When my friend Jessica* gave birth, my daughter through domestic adoption was two months old. I remember rocking my baby one evening and letting the grief and loss her birth mother experienced sink into my heart. It’s easy to boast of the “selfless” decision a birth mother makes, but the decision to place a child for adoption is so much more than a single word. It’s complex and bittersweet. And it’s forever.
The next day, I took Jessica an infant car seat and told her, “I will support you no matter what you decide. Here’s a car seat if you decide to bring the baby home.” I hugged her and left the hospital, my heart pounding. I went home and prayed that God would grant my friend clarity, courage, and peace for the days to come -- whatever they would hold.
A few days later, Jessica sent me a text message to inform me that she had signed the papers to relinquish her parental rights. The chosen adoptive family was on their way to the agency. Would I accompany Jessica and her mom to the agency to participate in a Placement Ceremony? I didn’t hesitate to say yes.
When we arrived at the agency, Jessica went into a private room to spend time with her baby. A few minutes later, she emerged and handed the newborn to the adoptive mother. Jessica, her mother, and I sat on one side of the room, the adoptive family on the other, and the social worker and agency director connected the two half-circles. We made small talk and then the director facilitated a short ceremony. The whole time, all I wanted to do was snatch the baby from the adoptive mother’s arms and hand her back to Jessica.

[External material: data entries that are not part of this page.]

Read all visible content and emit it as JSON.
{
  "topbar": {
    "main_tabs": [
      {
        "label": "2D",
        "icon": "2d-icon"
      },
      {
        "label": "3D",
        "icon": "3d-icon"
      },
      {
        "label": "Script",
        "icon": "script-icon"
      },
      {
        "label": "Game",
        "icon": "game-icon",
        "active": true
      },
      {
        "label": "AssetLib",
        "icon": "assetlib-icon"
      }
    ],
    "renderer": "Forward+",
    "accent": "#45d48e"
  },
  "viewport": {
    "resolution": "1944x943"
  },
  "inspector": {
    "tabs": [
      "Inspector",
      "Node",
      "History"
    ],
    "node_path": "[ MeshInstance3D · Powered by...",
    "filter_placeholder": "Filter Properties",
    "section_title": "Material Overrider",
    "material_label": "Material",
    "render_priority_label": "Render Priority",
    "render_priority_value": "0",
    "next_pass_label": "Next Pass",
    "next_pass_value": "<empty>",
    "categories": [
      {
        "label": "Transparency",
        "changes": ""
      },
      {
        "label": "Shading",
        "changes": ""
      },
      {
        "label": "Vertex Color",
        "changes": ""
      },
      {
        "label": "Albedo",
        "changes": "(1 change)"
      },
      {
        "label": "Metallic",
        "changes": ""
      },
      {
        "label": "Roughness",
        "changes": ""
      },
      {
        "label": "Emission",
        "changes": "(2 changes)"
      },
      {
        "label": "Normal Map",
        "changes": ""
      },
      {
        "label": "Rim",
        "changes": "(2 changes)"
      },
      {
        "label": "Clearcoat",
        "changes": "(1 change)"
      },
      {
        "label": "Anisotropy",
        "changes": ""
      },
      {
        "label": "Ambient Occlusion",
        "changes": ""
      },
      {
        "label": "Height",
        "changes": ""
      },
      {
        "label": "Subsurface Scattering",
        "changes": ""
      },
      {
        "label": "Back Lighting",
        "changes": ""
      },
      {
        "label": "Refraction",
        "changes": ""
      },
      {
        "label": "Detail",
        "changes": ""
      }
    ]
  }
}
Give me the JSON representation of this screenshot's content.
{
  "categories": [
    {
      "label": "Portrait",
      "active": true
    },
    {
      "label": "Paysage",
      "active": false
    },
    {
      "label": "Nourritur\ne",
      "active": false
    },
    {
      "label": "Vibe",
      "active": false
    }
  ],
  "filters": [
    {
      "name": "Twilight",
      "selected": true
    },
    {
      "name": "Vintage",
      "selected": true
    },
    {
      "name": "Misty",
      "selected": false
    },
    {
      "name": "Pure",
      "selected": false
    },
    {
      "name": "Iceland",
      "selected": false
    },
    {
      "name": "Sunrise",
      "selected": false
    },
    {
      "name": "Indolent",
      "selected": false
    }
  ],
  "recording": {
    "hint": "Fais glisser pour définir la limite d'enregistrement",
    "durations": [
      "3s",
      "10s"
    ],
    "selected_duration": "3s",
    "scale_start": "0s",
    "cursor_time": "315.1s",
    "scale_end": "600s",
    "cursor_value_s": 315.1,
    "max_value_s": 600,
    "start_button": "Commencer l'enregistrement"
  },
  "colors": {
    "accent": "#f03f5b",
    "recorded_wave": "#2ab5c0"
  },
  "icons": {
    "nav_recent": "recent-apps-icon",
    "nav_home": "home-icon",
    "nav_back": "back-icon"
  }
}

In that moment, I realized what it was like to be on the other side, to be the one handing over my flesh and blood to near-strangers. Jessica sat beside me, not shedding a tear. She was calm. She posed for pictures with the adoptive family. She held her baby again, kissed her, handed her back to the adoptive family, and then walked out the door. On the way home, we stopped for tacos. The whole evening was surreal.

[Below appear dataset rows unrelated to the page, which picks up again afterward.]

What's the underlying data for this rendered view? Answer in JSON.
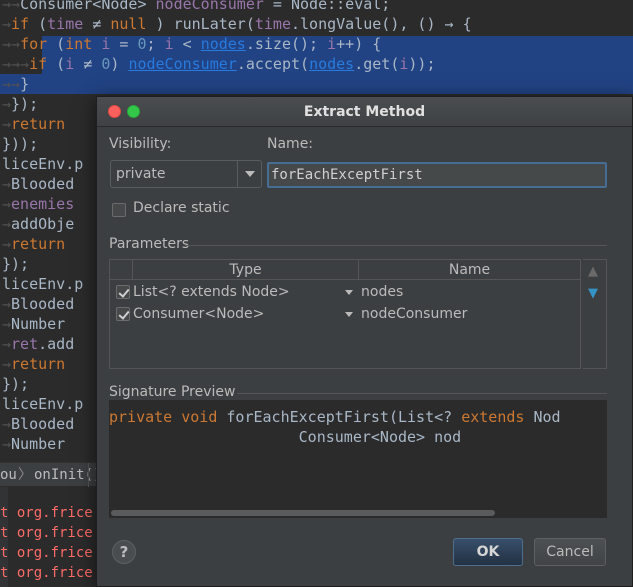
{
  "editor": {
    "arrow_glyph": "→",
    "lines": [
      {
        "arrows": "→→",
        "html_parts": [
          [
            "",
            "Consumer<Node> "
          ],
          [
            "fld",
            "nodeConsumer"
          ],
          [
            "",
            " = Node::eval;"
          ]
        ]
      },
      {
        "arrows": "→",
        "html_parts": [
          [
            "kw",
            "if"
          ],
          [
            "",
            " ("
          ],
          [
            "fld",
            "time"
          ],
          [
            "",
            " ≠ "
          ],
          [
            "kw",
            "null"
          ],
          [
            "",
            " ) runLater("
          ],
          [
            "fld",
            "time"
          ],
          [
            "",
            ".longValue(), () → {"
          ]
        ]
      },
      {
        "arrows": "→→",
        "html_parts": [
          [
            "kw",
            "for"
          ],
          [
            "",
            " ("
          ],
          [
            "kw",
            "int"
          ],
          [
            "",
            " "
          ],
          [
            "fld",
            "i"
          ],
          [
            "",
            " = "
          ],
          [
            "num",
            "0"
          ],
          [
            "",
            "; "
          ],
          [
            "fld",
            "i"
          ],
          [
            "",
            " < "
          ],
          [
            "lnk",
            "nodes"
          ],
          [
            "",
            ".size(); "
          ],
          [
            "fld",
            "i"
          ],
          [
            "",
            "++) {"
          ]
        ]
      },
      {
        "arrows": "→→→",
        "html_parts": [
          [
            "kw",
            "if"
          ],
          [
            "",
            " ("
          ],
          [
            "fld",
            "i"
          ],
          [
            "",
            " ≠ "
          ],
          [
            "num",
            "0"
          ],
          [
            "",
            ") "
          ],
          [
            "lnk",
            "nodeConsumer"
          ],
          [
            "",
            ".accept("
          ],
          [
            "lnk",
            "nodes"
          ],
          [
            "",
            ".get("
          ],
          [
            "fld",
            "i"
          ],
          [
            "",
            "));"
          ]
        ]
      },
      {
        "arrows": "→→",
        "html_parts": [
          [
            "",
            "}"
          ]
        ]
      },
      {
        "arrows": "→",
        "html_parts": [
          [
            "",
            "});"
          ]
        ]
      },
      {
        "arrows": "→",
        "html_parts": [
          [
            "kw",
            "return"
          ]
        ]
      },
      {
        "arrows": "",
        "html_parts": [
          [
            "",
            "}));"
          ]
        ]
      },
      {
        "arrows": "",
        "html_parts": [
          [
            "",
            "liceEnv.p"
          ]
        ]
      },
      {
        "arrows": "→",
        "html_parts": [
          [
            "",
            "Blooded"
          ]
        ]
      },
      {
        "arrows": "→",
        "html_parts": [
          [
            "fld",
            "enemies"
          ]
        ]
      },
      {
        "arrows": "→",
        "html_parts": [
          [
            "",
            "addObje"
          ]
        ]
      },
      {
        "arrows": "→",
        "html_parts": [
          [
            "kw",
            "return"
          ]
        ]
      },
      {
        "arrows": "",
        "html_parts": [
          [
            "",
            "});"
          ]
        ]
      },
      {
        "arrows": "",
        "html_parts": [
          [
            "",
            "liceEnv.p"
          ]
        ]
      },
      {
        "arrows": "→",
        "html_parts": [
          [
            "",
            "Blooded"
          ]
        ]
      },
      {
        "arrows": "→",
        "html_parts": [
          [
            "",
            "Number"
          ]
        ]
      },
      {
        "arrows": "→",
        "html_parts": [
          [
            "fld",
            "ret"
          ],
          [
            "",
            ".add"
          ]
        ]
      },
      {
        "arrows": "→",
        "html_parts": [
          [
            "kw",
            "return"
          ]
        ]
      },
      {
        "arrows": "",
        "html_parts": [
          [
            "",
            "});"
          ]
        ]
      },
      {
        "arrows": "",
        "html_parts": [
          [
            "",
            "liceEnv.p"
          ]
        ]
      },
      {
        "arrows": "→",
        "html_parts": [
          [
            "",
            "Blooded"
          ]
        ]
      },
      {
        "arrows": "→",
        "html_parts": [
          [
            "",
            "Number"
          ]
        ]
      }
    ],
    "right_overflow": "on"
  },
  "breadcrumb": {
    "first": "ou",
    "separator": "〉",
    "second": "onInit()"
  },
  "console": {
    "lines": [
      "t org.frice.",
      "t org.frice.",
      "t org.frice.p",
      "t org.frice."
    ]
  },
  "dialog": {
    "title": "Extract Method",
    "visibility_label": "Visibility:",
    "visibility_value": "private",
    "name_label": "Name:",
    "name_value": "forEachExceptFirst",
    "declare_static_label": "Declare static",
    "declare_static_checked": false,
    "parameters_label": "Parameters",
    "columns": [
      "Type",
      "Name"
    ],
    "parameters": [
      {
        "type": "List<? extends Node>",
        "name": "nodes",
        "checked": true
      },
      {
        "type": "Consumer<Node>",
        "name": "nodeConsumer",
        "checked": true
      }
    ],
    "move_up_icon": "arrow-up-icon",
    "move_down_icon": "arrow-down-icon",
    "signature_label": "Signature Preview",
    "signature_line1_parts": [
      [
        "kw",
        "private"
      ],
      [
        "",
        " "
      ],
      [
        "kw",
        "void"
      ],
      [
        "",
        " forEachExceptFirst(List<? "
      ],
      [
        "kw",
        "extends"
      ],
      [
        "",
        " Nod"
      ]
    ],
    "signature_line2": "                     Consumer<Node> nod",
    "help_label": "?",
    "ok_label": "OK",
    "cancel_label": "Cancel"
  },
  "colors": {
    "accent": "#466d94",
    "selection": "#214283",
    "keyword": "#cc7832"
  }
}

Life hasn’t been easy for Jessica since the placement. In the days following, she experienced post-delivery bleeding, leaking breasts, and hormone shifts. She wasn’t surrounded by “It’s a Girl” balloons and pink blankets. There is no greeting card for her unique situation. These were little reminders of the enormity of her decision.
Jessica’s pain comes in waves. Mother’s Day is tough, because she’s a mother without a toddler on her hip. Every early February, the baby’s birthday looms like a storm cloud---an anniversary that is both celebrated and mourned. Some days her life is the old cliché: one step forward and two steps back. But how could it not be, I think. She did something incredibly unnatural: she gave her child to someone else.

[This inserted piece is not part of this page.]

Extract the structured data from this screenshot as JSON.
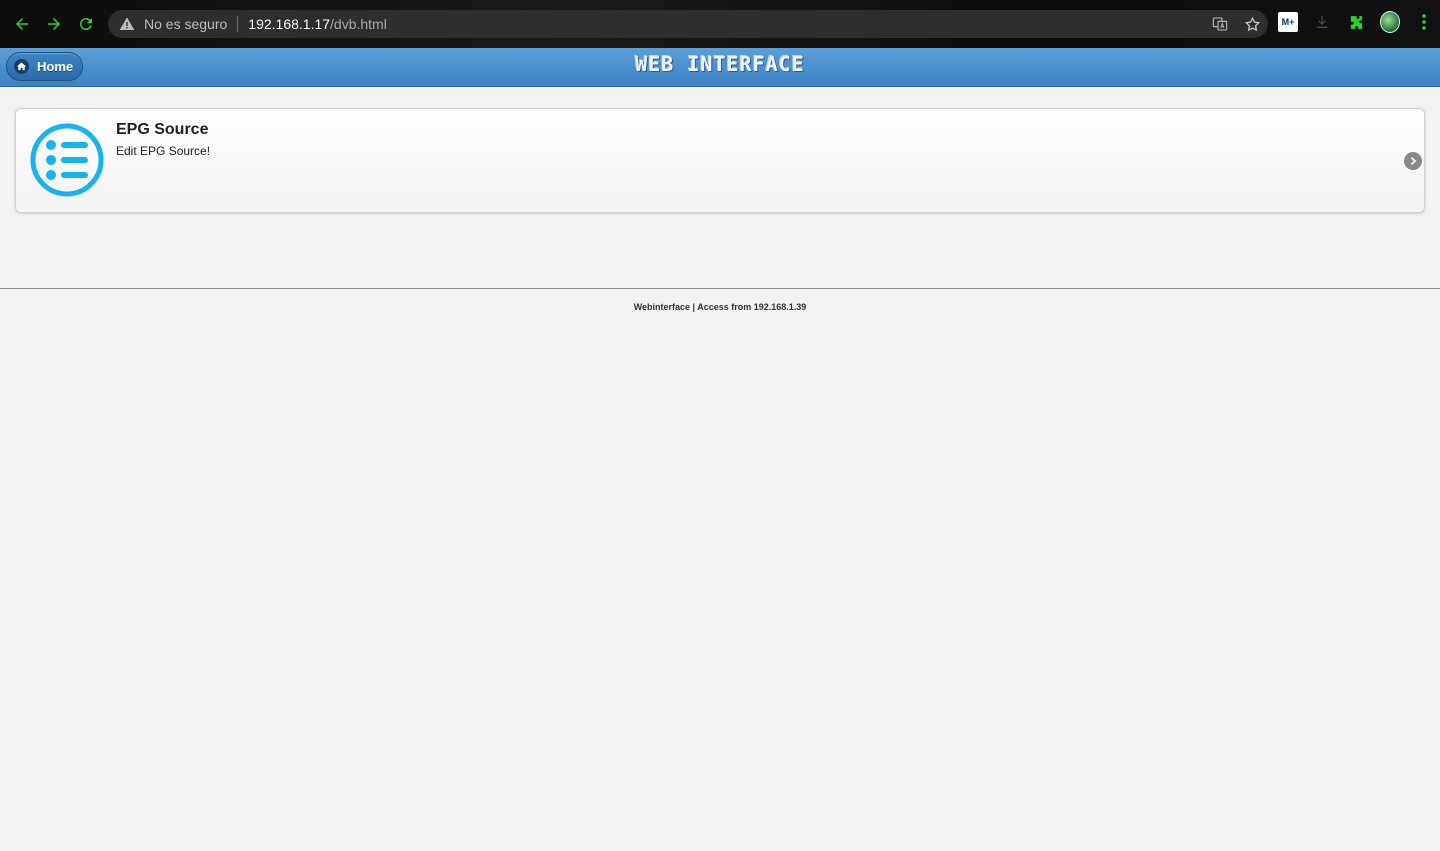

As for me, I’m now the adoptive mother of two little girls. Because of all I experienced with Jessica, I am adamant that my husband and I honor the girls’ biological parents with our words and acts. We communicate with them often, recognize them on holidays, and display their photographs in our home. But I know, deep down, nothing I do or say will eliminate the pain they experience.
Because Jessica allowed me to be part of her adoption journey, I am able to parent confidently knowing that I am a good mom, but that both my girls have other mothers. Their loss was and still is my gain. My previous belief that ignorance is bliss has been replaced by heart-wrenching truth: adoption is messy. It’s not all about me, the adoptive parent. Nor could adoption loss be “fixed” by my futile attempts to minimize the birth parent’s loss.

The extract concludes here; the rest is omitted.